Am 11. Februar 2015 jährt sich die Schlacht am Welfesholz zum 900. Mal. Aus diesem Anlass möchte ich Ihnen am heutigen Tag ein Konzept für eine neue historische Sicht auf unser Heimatland Sachsen-Anhalt vorstellen. Dieser Aufsatz entstand als Resultat von Gesprächen, die ich im Nachgang an die Veröffentlichung meines Artikels “Anhalt800 und die Folgen: Muss Sachsen- Anhalt historisch neu gedacht werden?” geführt habe.

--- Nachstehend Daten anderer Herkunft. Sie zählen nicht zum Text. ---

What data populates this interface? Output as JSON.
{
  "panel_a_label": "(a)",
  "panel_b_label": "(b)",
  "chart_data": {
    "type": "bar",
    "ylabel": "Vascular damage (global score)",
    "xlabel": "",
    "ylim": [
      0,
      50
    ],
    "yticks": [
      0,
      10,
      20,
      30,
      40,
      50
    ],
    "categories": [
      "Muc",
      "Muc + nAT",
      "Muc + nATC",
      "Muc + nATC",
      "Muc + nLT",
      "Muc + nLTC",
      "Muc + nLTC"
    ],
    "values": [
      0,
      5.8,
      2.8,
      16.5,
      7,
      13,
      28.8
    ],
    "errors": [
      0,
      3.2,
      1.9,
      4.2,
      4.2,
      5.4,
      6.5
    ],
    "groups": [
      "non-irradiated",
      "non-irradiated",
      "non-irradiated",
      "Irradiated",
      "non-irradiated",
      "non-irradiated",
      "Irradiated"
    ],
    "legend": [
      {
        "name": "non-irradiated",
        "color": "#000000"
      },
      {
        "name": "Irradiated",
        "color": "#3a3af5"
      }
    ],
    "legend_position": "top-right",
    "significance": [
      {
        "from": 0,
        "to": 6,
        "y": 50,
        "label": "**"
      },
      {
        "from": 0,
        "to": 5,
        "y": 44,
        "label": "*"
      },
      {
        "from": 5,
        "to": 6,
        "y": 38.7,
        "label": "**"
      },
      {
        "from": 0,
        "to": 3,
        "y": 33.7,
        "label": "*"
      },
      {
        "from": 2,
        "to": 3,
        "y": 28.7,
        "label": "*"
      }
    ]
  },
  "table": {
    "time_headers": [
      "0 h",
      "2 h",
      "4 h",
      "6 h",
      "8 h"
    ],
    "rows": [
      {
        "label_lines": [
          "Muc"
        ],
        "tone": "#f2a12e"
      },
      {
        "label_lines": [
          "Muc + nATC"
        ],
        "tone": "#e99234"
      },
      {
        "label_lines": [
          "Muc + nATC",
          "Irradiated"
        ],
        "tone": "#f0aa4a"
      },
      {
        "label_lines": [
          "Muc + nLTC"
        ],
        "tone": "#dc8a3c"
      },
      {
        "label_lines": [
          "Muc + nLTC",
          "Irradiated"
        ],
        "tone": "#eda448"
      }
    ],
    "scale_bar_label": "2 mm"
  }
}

Dabei wurde mir bewusst, dass es im Bezug auf die Begriffe “Sachsen” und “Anhalt” und ihre Rolle in der sachsen-anhaltischen Landesgeschichte viele Unklarheiten gibt.
Ich habe mir deshalb die Aufgabe gestellt, einige Aspekte der 1200-jährigen Entwicklung der sächsisch-anhaltischen Kulturlandschaft bis zu ihrer Ausprägung als eigenständiges Bundesland unter besonderer Beachtung des Sachsenbegriffes neu zusammenzustellen, und möchte Ihnen hiermit nun das Ergebnis vorlegen.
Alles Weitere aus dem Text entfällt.